Промозглый холодный воздух из-за болтающейся переходной двери тамбура прогнал остатки сна. Виктор зябко поёжился, сжав плечи, выглянул в окошко выходной двери – за ним чуть различимые плыли, разворачиваясь вдали и быстро убегая вблизи, поля с редким кустарником и тёмно-серое небо, начинающее светлеть. Колёса вагона гулко простучали на стрелке, вагон качнуло в сторону, противоположную той, куда свернул поезд, и вот уже показались какие-то редкие нераженькие хибары, бледно освещённые тусклыми лампочками. То и дело, перестукивая колёсами и замедляя ход, поезд переходил с одной колеи на другую, выискивая ведущую к вокзалу. И вот совсем замедлился, высматривая высветленными окнами вагонов начавшиеся пристанционные приземлённые постройки, складские помещения, площадки, хозяйственные и машинные дворы, какие-то ещё неведомые малоэтажки, трупы паровозов и больных дизелей рядом с депо и – ни души. Серо, тускло и безлюдно. Наконец, появился мокрый перрон, станционные перронные кормушки и само вокзальное здание. Глядел и не узнавал. Никогда прежде ему не приходилось здесь бывать ночью, и, вероятно, потому оно выглядело чужим, неказистым и неприветливым. Изогнувшись, посмотрел на верх фронтона, где сияло безжизненным светом неоновое название станции. Всё правильно: его город. Радости от возвращения не появилось, сердце сжимала серая тоскотища, подобная всему вокруг, включая неприветливую погоду.
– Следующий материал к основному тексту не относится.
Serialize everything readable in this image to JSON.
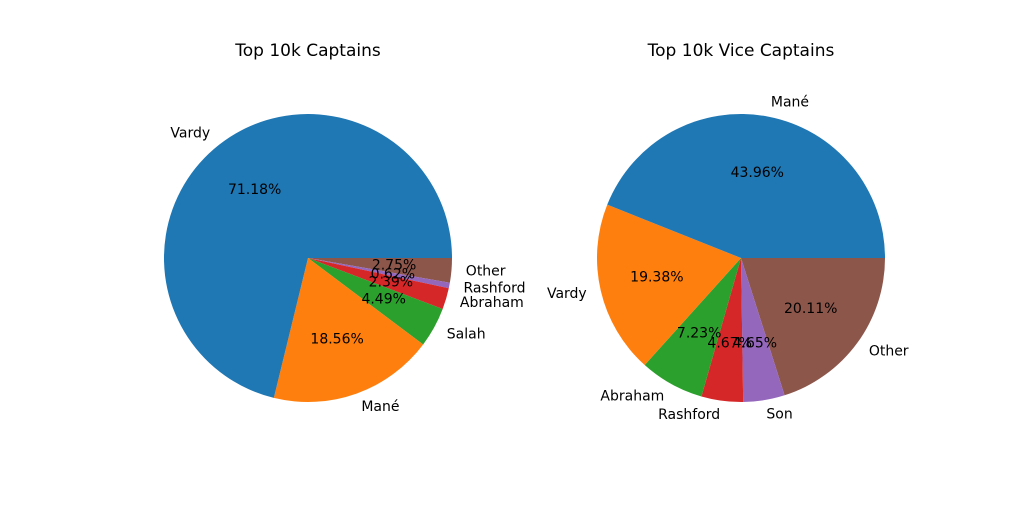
{
  "chart_data": [
    {
      "type": "pie",
      "title": "Top 10k Captains",
      "categories": [
        "Vardy",
        "Mané",
        "Salah",
        "Abraham",
        "Rashford",
        "Other"
      ],
      "values": [
        71.18,
        18.56,
        4.49,
        2.39,
        0.62,
        2.75
      ],
      "pct_labels": [
        "71.18%",
        "18.56%",
        "4.49%",
        "2.39%",
        "0.62%",
        "2.75%"
      ],
      "colors": [
        "#1f77b4",
        "#ff7f0e",
        "#2ca02c",
        "#d62728",
        "#9467bd",
        "#8c564b"
      ],
      "start_angle": 0,
      "direction": "counterclockwise"
    },
    {
      "type": "pie",
      "title": "Top 10k Vice Captains",
      "categories": [
        "Mané",
        "Vardy",
        "Abraham",
        "Rashford",
        "Son",
        "Other"
      ],
      "values": [
        43.96,
        19.38,
        7.23,
        4.67,
        4.65,
        20.11
      ],
      "pct_labels": [
        "43.96%",
        "19.38%",
        "7.23%",
        "4.67%",
        "4.65%",
        "20.11%"
      ],
      "colors": [
        "#1f77b4",
        "#ff7f0e",
        "#2ca02c",
        "#d62728",
        "#9467bd",
        "#8c564b"
      ],
      "start_angle": 0,
      "direction": "counterclockwise"
    }
  ]
}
В общем, настроение о-хо-ховое. Может, если бы приехал днём, при солнце, оно было бы другим, и они с городом порадовались бы друг другу, узнавая. А сейчас, слепой ночью, в слякоть… Чуждое здание уплыло назад, а железная гусеница, клацнув поочерёдно всеми буферами, замерла. Проводница открыла дверь.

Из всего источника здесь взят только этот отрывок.